How does the artwork conform to these different scales? The graphics are effectively divided into three separate categories; skyline, street, and reveal views. The pattern across the garage’s 25,000-square-foot facade canvas is relatively constant and defined by rectangular and triangular forms that are linked by diagonal strands of shade, evoking the shadows cast across facades with material depth. From the farthest vantage points, defined as southwest Binney Street and Fulkerson, the graphics are oversized, and, in a certain sense resemble the boxy massing of post-war structures. Shifting to the street reveals views of the enclosure as the gain of the pattern increases in density, leading to a subsequent freneticism in the shading.
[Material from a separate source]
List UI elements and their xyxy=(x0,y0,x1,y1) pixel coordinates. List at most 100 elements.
Detail of a vertically-oriented facade graphic

The design is composed of rectangular forms linked by bands of shading. (John Horner)

In daylight, the exterior of the garage remains opaque, while the significant density of perforations allows for outward views and natural, passive ventilation—the garage itself is not outfitted with any form of mechanical ventilation. Owing to the hidden aluminum tension frame produced by Facid North America, the mesh enclosure remain remarkably taut with minimal gaps between individual panels. The result is a semi-continuous surface covered with significant openings that reveal the concrete-and-steel structure below.

For the project’s official photography, the French sisters acted as drawing scale figures with custom dresses fitted with a rendition of the building’s facade pattern—in effect forming a fourth category to the graphic design’s scales.